Monday, July 7, 2008

Who they are and who we are

The horses lean neck first in a run, eyes captured in bold, wild athleticism. The detail in the flare of the nostrils is so fine you can almost hear the snort and the heavy breath. The horses appear animated, alive, and in motion, even though the medium is merely charcoal on stone. This is the work of artists who have carefully studied the animals in their world and have attempted to bring them back to life deep underground. The Chauvet cave paintings are between 11 thousand and 37 thousand years old. The artists were nomads wandering the lands in the south of what many millennia later would become France. Neanderthals walked the Earth at the same time as these Homo sapiens artists and some fifteen hundred generations separate us. Judith Thurman brings this drama to life in a June article in the New Yorker magazine. I read it on the same day I was re-reading "Carl Sagan’s Cosmic Connection". I found the overlap to be interesting.

Carl Sagan is the gentle and intelligent voice in the extraterrestrial debate. Many of us grew up with him in a wondrous exploration of the stars. His love of science and of his deep imagination took him many places in speculation. However, he always rooted his examinations in the practicalities of science. Sagan doesn’t bother with trying to predict what extraterrestrial life may look, act and perform like. He is interested in all of the possibilities and what that means for us.

One line struck me as funny though, the moment I read it. In his classic essay “Cables, Drums and Seashells” Sagan takes up the issue of how advanced a visiting or communicating extraterrestrial civilization might be compared to us. He talks about the number of civilizations that might be more technologically advanced than us and how a hundred or several thousand years could make a huge gulf in technological difference. Then comes the line:

“It is possible that we are so backward and so uninteresting to such civilizations as not to be worthy of contact, or at least much contact,” Sagan says. “There may be a few specialists in primitive planetary societies who receive master’s or doctor’s degrees in studying Earth or listening to our raspy radio and television traffic.”

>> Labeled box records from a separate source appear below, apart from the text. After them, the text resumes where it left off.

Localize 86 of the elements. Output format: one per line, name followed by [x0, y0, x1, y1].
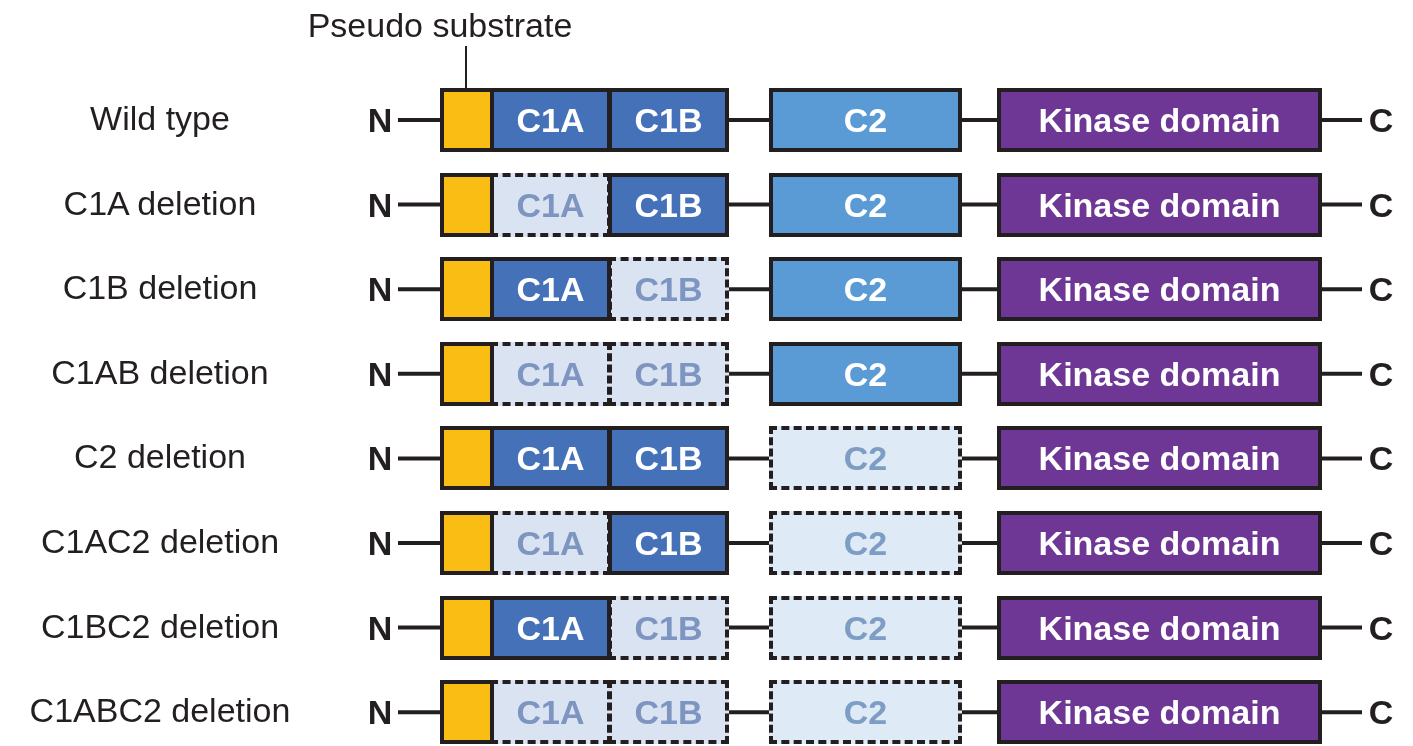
- linker-line: [398, 625, 440, 630]
- domain-box: C1B: [608, 172, 729, 237]
- callout-label: Pseudo substrate: [270, 4, 610, 46]
- domain-box: C1B: [608, 511, 729, 575]
- row-label: C1ABC2 deletion: [28, 693, 292, 728]
- kinase-domain-box: Kinase domain: [997, 511, 1322, 575]
- row-label: C1A deletion: [62, 185, 258, 220]
- linker-line: [962, 202, 997, 207]
- linker-line: [962, 287, 997, 292]
- kinase-domain-box: Kinase domain: [997, 680, 1322, 745]
- linker-line: [398, 371, 440, 376]
- row-label: C1BC2 deletion: [39, 608, 281, 643]
- linker-line: [1322, 371, 1362, 376]
- linker-line: [962, 371, 997, 376]
- linker-line: [729, 710, 769, 715]
- terminus-label: C: [1362, 595, 1400, 660]
- kinase-domain-box: Kinase domain: [997, 341, 1322, 406]
- pseudo-substrate-box: [440, 680, 494, 745]
- terminus-label: N: [362, 341, 398, 406]
- terminus-label: C: [1362, 257, 1400, 322]
- linker-line: [729, 202, 769, 207]
- domain-box: C1B: [608, 88, 729, 152]
- pseudo-substrate-box: [440, 511, 494, 575]
- leader-line: [465, 45, 467, 89]
- linker-line: [1322, 456, 1362, 461]
- row-label: C2 deletion: [73, 439, 247, 474]
- domain-box: C2: [769, 341, 962, 406]
- deleted-domain-box: C1B: [608, 680, 729, 745]
- deleted-domain-box: C2: [769, 426, 962, 491]
- deleted-domain-box: C2: [769, 511, 962, 575]
- terminus-label: N: [362, 680, 398, 745]
- kinase-domain-box: Kinase domain: [997, 595, 1322, 660]
- linker-line: [398, 118, 440, 122]
- domain-box: C1B: [608, 426, 729, 491]
- terminus-label: N: [362, 88, 398, 152]
- linker-line: [1322, 541, 1362, 545]
- kinase-domain-box: Kinase domain: [997, 88, 1322, 152]
- linker-line: [1322, 625, 1362, 630]
- terminus-label: C: [1362, 172, 1400, 237]
- deleted-domain-box: C1B: [608, 341, 729, 406]
- linker-line: [1322, 202, 1362, 207]
- kinase-domain-box: Kinase domain: [997, 426, 1322, 491]
- linker-line: [962, 118, 997, 122]
- terminus-label: N: [362, 426, 398, 491]
- pseudo-substrate-box: [440, 172, 494, 237]
- deleted-domain-box: C2: [769, 595, 962, 660]
- linker-line: [962, 625, 997, 630]
- row-label: C1AB deletion: [50, 354, 270, 389]
- terminus-label: N: [362, 595, 398, 660]
- linker-line: [962, 710, 997, 715]
- linker-line: [962, 456, 997, 461]
- deleted-domain-box: C1B: [608, 595, 729, 660]
- linker-line: [729, 287, 769, 292]
- domain-box: C2: [769, 172, 962, 237]
- terminus-label: N: [362, 172, 398, 237]
- kinase-domain-box: Kinase domain: [997, 172, 1322, 237]
- linker-line: [1322, 710, 1362, 715]
- terminus-label: N: [362, 511, 398, 575]
- linker-line: [962, 541, 997, 545]
- terminus-label: C: [1362, 680, 1400, 745]
- linker-line: [398, 202, 440, 207]
- linker-line: [729, 625, 769, 630]
- linker-line: [398, 541, 440, 545]
- linker-line: [729, 118, 769, 122]
- kinase-domain-box: Kinase domain: [997, 257, 1322, 322]
- linker-line: [1322, 118, 1362, 122]
- row-label: C1AC2 deletion: [39, 524, 281, 558]
- linker-line: [729, 541, 769, 545]
- terminus-label: C: [1362, 511, 1400, 575]
- domain-box: C2: [769, 88, 962, 152]
- terminus-label: C: [1362, 426, 1400, 491]
- linker-line: [398, 287, 440, 292]
- terminus-label: C: [1362, 341, 1400, 406]
- terminus-label: N: [362, 257, 398, 322]
- domain-box: C2: [769, 257, 962, 322]
- linker-line: [398, 710, 440, 715]
- linker-line: [729, 456, 769, 461]
- row-label: C1B deletion: [61, 270, 259, 305]
- row-label: Wild type: [89, 101, 231, 135]
- pseudo-substrate-box: [440, 341, 494, 406]
- linker-line: [1322, 287, 1362, 292]
- deleted-domain-box: C2: [769, 680, 962, 745]
- terminus-label: C: [1362, 88, 1400, 152]
- deleted-domain-box: C1B: [608, 257, 729, 322]
- linker-line: [729, 371, 769, 376]
- linker-line: [398, 456, 440, 461]
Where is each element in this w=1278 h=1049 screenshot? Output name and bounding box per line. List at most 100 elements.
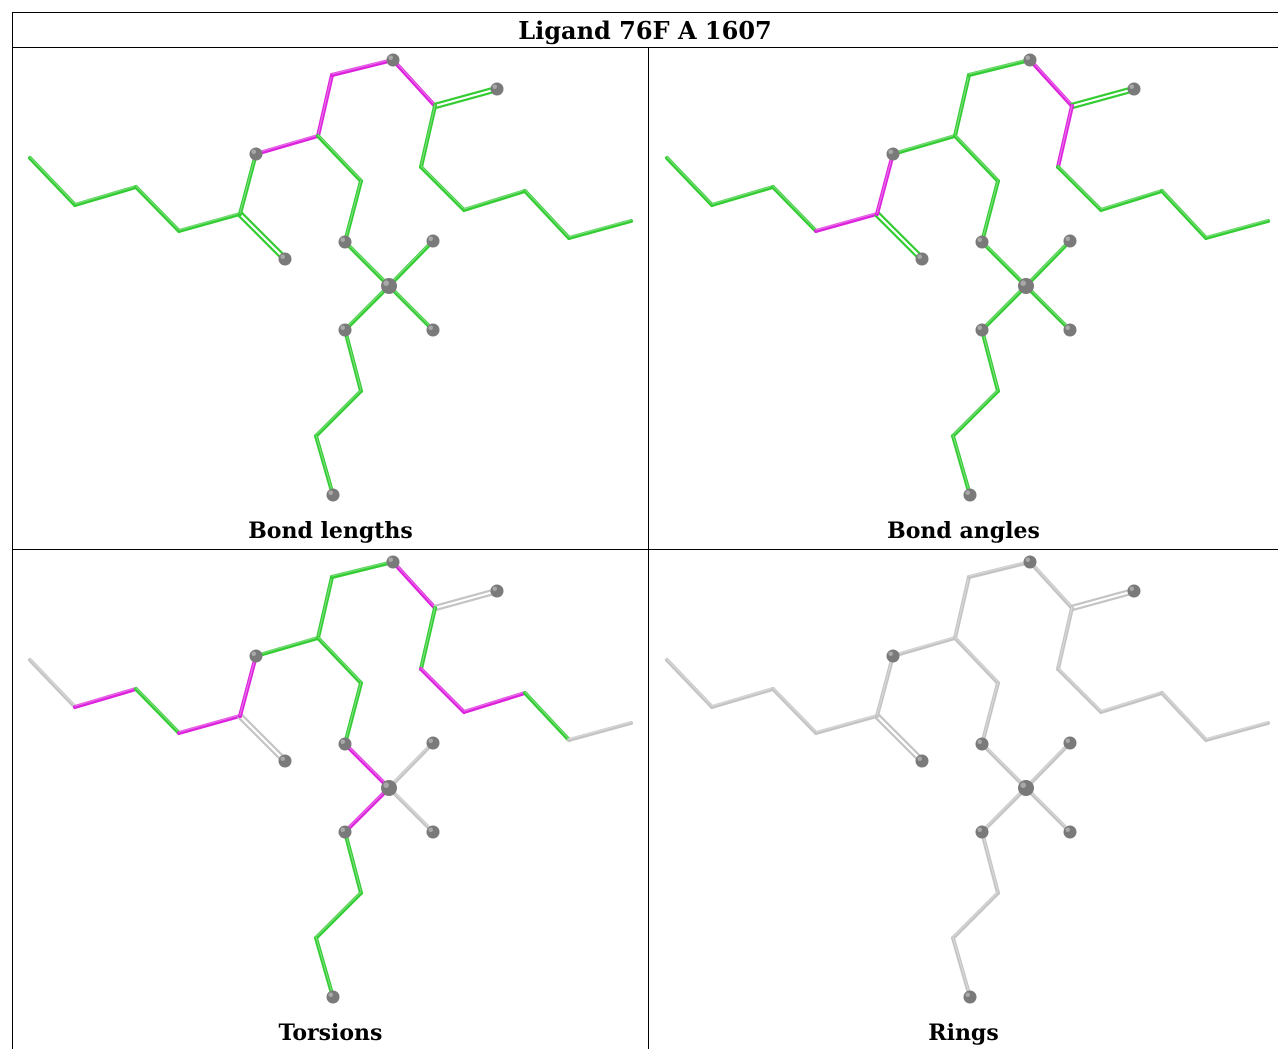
- bond-L3-L4: [771, 687, 818, 735]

I couldn’t help but think of the horses. Picasso was enraptured when he saw them, reportedly saying to his guide “They’ve invented everything.” Thurman goes on to describe all of the pigment techniques, brushing, even airbrushing by mouth that the artists used in their endeavors. And still what stands out is the beauty. They captured the essence of horse and even today, thousands and thousands of years later, we are entranced.

So, is it that hard to believe that an extraterrestrial civilization might find something worthwhile and interesting in our society, some reason worth making First Contact? 32 thousand years have lead to unimaginable changes in technology. The artists of the Chauvet caves would never be able to comprehend the Internet or satellites. And yet they could probably sit with any of the top artists of our time and communicate without a word.

Perhaps it is our music. Maybe singing is something that does not occur in many other civilizations? Who knows, our extraterrestrial visitors could be big Maria Callas fans? I would argue that there would be plenty of reasons to contact a society as primitive as ours. Over the last several hundred years we have developed more advanced ways of approaching our primitive societies. Science has built a protective wall around such cultures in many places. Sure, we can still be brutes in how we deal with each other. But if we have come this far, who knows where we will be in ten thousand years? It is quite possible that advanced civilizations will view us with paternal care by building protections into any First Contact situation.

We can’t expect that level of care and we must certainly be prepared for much worse. But if we can find a few simple ways to share the fellowship of being, there can be a bond that would be worth developing. At the very least we can show them the Chauvet cave paintings. We could sit in the depths and stare in wonder, silence and awe. When we finally spoke, we could simply say “This is us. This is what we are capable of. This is what we offer the rest of the universe.”